1. yves - 16 décembre 2007

Merci pour ce nouvel épisode ! Il faut tout de même se reposer le dimanche.

2. Marie-Aude - 16 décembre 2007

C’est gentil de se soucier de moi :)

3. andrem - 16 décembre 2007

Quelque chose commence à m’embarrasser dans cette histoire. Le poids des traditions, le poids de la culture, et parfois la nécessité de ces traditions et de cette culture pour vivre dans un monde donné, par exemple la limite du désert, cet espace qui me fascine tant mais impose sa loi.

Mais une fois changé de monde, tout se détraque, comme le montre l’histoire, dont je suppose qu’elle n’est pas finie, et Habiba, qui dispose de toutes les armes pour comprendre, n’entrevoit même pas que certaines chaînes n’ont plus lieu d’être.

Mais je vais peut-être plus vite que la musique, et les filles à leur tour ont peut-être leur rôle à jouer.

Je connais une Habiba voisine.
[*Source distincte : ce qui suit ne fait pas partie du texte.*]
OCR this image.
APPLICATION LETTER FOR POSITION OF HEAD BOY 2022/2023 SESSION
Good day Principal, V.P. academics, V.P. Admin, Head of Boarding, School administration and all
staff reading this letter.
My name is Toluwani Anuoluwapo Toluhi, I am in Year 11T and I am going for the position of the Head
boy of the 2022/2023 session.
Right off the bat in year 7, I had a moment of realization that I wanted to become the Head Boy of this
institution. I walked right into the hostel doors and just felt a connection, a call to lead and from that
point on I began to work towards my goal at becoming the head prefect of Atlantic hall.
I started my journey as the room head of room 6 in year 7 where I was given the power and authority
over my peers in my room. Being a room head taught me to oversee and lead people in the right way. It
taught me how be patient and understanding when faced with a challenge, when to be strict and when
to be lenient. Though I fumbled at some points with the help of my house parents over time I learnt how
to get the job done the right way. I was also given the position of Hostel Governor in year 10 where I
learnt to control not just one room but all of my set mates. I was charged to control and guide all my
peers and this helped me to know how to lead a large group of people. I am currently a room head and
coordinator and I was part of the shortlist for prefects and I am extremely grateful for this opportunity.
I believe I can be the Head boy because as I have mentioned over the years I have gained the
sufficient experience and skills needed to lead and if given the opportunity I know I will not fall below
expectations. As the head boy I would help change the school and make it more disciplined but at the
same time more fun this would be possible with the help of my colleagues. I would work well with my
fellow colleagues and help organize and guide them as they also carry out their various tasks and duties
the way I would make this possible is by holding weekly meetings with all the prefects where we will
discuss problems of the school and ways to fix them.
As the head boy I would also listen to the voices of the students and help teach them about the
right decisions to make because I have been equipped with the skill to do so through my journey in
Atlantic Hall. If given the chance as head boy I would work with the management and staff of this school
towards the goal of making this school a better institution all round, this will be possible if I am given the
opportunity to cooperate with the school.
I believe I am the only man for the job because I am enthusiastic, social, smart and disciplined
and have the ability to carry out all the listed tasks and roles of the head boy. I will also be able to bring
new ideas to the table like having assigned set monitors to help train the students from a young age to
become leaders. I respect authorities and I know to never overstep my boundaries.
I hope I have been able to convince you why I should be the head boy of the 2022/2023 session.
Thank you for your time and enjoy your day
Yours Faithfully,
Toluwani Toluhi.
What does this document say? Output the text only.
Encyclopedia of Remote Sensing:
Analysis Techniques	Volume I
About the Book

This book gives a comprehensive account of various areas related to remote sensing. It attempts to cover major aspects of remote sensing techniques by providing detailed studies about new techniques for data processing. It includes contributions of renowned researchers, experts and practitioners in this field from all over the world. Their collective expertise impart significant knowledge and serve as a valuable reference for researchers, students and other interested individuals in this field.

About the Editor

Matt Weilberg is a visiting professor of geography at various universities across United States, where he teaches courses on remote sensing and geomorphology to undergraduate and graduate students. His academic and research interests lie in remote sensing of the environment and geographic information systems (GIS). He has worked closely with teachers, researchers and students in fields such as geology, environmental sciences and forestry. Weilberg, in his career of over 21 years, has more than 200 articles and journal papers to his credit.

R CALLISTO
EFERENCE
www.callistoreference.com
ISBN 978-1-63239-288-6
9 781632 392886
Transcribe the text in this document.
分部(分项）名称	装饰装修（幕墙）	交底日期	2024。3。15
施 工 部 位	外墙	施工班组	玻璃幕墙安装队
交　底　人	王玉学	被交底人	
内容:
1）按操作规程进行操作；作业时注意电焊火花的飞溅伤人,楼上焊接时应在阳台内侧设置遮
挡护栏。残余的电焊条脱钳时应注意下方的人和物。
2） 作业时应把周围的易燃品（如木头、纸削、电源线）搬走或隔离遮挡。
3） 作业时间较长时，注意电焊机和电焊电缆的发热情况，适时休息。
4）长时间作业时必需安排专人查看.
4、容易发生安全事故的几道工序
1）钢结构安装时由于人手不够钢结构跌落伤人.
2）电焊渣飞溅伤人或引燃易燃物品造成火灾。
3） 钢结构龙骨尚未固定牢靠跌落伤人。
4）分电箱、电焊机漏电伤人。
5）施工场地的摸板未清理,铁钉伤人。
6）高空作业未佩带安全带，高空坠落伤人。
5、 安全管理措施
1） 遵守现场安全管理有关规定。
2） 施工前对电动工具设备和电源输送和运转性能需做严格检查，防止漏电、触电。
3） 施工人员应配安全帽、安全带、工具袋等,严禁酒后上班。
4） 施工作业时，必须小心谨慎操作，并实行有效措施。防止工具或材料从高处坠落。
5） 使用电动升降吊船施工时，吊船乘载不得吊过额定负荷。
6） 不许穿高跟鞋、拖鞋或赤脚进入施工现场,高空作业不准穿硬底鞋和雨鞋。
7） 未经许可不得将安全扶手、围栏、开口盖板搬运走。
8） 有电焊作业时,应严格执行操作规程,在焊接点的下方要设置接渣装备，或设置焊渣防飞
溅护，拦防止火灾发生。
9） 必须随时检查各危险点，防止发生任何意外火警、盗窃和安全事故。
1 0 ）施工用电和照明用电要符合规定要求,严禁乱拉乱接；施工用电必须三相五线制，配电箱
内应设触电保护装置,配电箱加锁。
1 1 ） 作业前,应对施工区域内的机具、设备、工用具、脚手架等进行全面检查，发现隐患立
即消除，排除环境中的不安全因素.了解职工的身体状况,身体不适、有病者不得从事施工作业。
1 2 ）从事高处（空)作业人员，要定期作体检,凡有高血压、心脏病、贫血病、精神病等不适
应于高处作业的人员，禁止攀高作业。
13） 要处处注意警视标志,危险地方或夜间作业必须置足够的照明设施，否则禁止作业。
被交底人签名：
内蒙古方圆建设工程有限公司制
Et le la vois, doucement, à son rythme, presque à son insu, ne serait-ce qu’en la voyant chaque jour un peu plus accrochée à son voile comme s’il lui échappait inévitablement, comme si ses cheveux s’en échappaient d’eux-même; son mari du même type qu’Aziz, mari normal et c’est là le plus terrifiant, normal, ni bourreau ni fanatique, je la vois qui s’interroge.

Elle ne me dit rien, pensez donc, je suis un extra-terrestre, pour elle, et je n’ai là aucune espèce d’importance. Elle seule face à elle importe, elle doit faire seule ce chemin, dans son corps et dans son âme, et ce chemin est douloureux. Je n’y peux rien, sans regarder je le vois, je la vois qui s’y engage, en avançant un pied puis l’autre, entre rempart et précipice.

Les traditions et la culture sont le fruit d’une société, elle-même le fruit d’un climat, soyons simplistes. Tu changes de société, tu changes de climat, et la tradition devient prison. Mais bon, je sais, ne me le dis pas, je suis blanc, homme, chrétien de culture mais athée de décision, et vieux, trop vieux sans doute, il m’est facile de faire le malin.

Je suis sûr seulement d’une chose, dans ton histoire, avant de connaître la fin. Elle est entrée dans notre monde, Habiba, elle devenue partie de notre monde, ni plus ni moins que moi, ni plus ni moins que toi.

Elle n’est plus fille de douar.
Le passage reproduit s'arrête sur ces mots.